Here, we go through the stages of selling a house and what you need to know:
Selling your home
When you’re selling a property, there are a lot of legal boxes to tick and important decisions you need to make. You need to make sure that that all your legal obligations, especially concerning your mortgage, are met. Searches and buyer enquiries can reveal problems that need to be overcome before completion.
- You can sell your home by private treaty or by auction. Which method you choose will depend on factors such as the type of house, the state of the property market, and the area. Notify your solicitor so that they can prepare the title documents and the contract for sale.
- If there is a mortgage on your home, you will need to authorise the solicitor to take up the title deeds from the lending institution to prepare the contract for sale.
- The solicitor will ensure that the planning documentation is in order.
- If you are selling your family home, the consent of both spouses is required.

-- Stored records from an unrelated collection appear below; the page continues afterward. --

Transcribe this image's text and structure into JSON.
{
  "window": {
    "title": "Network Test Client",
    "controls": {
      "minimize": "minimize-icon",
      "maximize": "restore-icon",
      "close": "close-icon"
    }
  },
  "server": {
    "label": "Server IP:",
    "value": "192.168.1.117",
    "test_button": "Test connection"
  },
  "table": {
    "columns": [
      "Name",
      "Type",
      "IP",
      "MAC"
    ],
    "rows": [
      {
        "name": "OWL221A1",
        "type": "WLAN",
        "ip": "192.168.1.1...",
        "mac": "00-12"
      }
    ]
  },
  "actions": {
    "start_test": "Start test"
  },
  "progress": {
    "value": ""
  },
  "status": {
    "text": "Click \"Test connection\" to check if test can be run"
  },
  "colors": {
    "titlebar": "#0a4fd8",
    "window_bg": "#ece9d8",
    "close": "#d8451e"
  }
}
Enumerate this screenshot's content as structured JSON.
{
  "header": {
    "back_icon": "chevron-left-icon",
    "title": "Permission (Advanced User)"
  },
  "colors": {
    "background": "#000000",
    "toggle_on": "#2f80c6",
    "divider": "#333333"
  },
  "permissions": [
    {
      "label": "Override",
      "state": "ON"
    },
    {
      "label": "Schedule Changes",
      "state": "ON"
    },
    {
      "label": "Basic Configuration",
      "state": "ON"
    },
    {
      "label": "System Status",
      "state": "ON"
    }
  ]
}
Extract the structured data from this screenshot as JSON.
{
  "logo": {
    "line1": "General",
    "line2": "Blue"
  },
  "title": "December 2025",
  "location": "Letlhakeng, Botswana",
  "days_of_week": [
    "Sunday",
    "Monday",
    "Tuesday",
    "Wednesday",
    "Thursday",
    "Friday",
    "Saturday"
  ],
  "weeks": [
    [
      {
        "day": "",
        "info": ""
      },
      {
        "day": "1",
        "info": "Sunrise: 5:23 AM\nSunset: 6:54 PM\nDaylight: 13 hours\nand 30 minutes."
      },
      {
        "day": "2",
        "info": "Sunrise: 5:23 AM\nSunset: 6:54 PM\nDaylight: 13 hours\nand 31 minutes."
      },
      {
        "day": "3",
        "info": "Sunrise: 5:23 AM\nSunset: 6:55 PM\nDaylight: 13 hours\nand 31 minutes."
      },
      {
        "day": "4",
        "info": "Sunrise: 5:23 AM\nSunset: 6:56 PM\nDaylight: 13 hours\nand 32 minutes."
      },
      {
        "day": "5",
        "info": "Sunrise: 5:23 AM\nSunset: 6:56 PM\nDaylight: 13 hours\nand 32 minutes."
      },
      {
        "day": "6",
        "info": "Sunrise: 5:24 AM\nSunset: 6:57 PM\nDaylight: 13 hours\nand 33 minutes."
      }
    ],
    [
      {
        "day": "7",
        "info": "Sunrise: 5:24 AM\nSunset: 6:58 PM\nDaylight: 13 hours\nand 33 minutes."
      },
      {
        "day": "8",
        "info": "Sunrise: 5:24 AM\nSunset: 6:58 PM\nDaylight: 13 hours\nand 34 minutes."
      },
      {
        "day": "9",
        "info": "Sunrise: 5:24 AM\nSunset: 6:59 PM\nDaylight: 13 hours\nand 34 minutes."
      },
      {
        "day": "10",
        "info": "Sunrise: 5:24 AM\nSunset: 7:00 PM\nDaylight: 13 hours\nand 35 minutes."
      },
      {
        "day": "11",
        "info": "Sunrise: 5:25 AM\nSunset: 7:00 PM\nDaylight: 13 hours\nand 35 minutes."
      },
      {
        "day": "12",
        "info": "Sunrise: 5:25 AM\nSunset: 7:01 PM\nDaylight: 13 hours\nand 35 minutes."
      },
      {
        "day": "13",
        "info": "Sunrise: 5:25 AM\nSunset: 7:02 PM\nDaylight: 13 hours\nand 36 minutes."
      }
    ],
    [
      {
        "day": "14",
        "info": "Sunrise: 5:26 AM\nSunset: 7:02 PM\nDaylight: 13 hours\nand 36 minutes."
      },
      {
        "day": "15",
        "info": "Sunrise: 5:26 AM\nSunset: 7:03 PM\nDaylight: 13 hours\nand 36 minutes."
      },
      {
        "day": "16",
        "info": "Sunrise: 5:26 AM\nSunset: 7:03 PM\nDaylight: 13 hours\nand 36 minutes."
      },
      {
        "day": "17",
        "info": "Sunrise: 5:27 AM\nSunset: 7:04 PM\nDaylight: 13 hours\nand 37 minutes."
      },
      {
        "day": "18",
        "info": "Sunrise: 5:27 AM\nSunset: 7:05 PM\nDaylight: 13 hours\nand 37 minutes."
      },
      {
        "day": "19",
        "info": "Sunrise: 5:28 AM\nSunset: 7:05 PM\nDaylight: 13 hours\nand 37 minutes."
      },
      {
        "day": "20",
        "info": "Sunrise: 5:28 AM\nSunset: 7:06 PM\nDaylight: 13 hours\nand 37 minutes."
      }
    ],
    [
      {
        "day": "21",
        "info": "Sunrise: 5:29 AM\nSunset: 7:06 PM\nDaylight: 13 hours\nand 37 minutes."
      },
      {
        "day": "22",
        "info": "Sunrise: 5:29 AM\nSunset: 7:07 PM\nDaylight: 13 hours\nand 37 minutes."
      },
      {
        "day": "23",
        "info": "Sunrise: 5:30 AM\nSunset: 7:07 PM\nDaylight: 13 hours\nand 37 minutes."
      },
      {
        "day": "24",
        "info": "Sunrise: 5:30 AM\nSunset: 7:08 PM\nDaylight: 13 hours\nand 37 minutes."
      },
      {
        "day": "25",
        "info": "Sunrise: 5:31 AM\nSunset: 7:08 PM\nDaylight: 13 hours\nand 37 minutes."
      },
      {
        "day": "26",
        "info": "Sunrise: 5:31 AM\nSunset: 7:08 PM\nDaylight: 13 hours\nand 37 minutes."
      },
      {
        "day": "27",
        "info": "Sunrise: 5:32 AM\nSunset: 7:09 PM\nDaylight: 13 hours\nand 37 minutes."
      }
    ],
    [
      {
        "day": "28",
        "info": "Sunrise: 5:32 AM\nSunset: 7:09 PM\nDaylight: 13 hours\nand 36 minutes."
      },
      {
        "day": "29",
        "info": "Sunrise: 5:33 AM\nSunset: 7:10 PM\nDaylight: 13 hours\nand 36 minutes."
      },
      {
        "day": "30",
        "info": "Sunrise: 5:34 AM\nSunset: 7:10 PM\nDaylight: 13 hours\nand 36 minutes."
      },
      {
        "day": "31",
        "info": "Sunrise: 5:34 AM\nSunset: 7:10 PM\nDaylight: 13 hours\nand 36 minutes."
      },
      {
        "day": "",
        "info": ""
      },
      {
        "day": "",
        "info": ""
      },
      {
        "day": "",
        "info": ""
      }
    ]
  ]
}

- The contract process begins when your solicitor sends contracts and a copy of the title deed to the property to the purchaser’s solicitor for signing. Once the purchaser has signed the contract and paid a deposit, the contract is returned to your solicitor for you to sign the contract in duplicate. One part is then returned to the buyer’s solicitor, who will raise requisitions on the title for response by your solicitor. Your solicitor will prepare the documents for closing and obtain redemption figures for any mortgage from the lending institution.
- You will sign the closing documents and declaration, if necessary. On closing, your solicitor will meet the buyers and exchange the keys of the property for the purchase money.
Managing the transfer and sale of property after a person's death involves:
- Grant of Probate (required to sell the property)
- Deed of Assent (required to transfer the property)
Probate conveyancing is not the same as conventional conveyancing. Many people do not know that they need a Grant of Probate to sell the deceased's property. There may also be disputes over the will that need to be resolved, as well as outstanding debts that the sale is intended to cover. It can be a complicated process, so you need the right legal advice to guide you through it.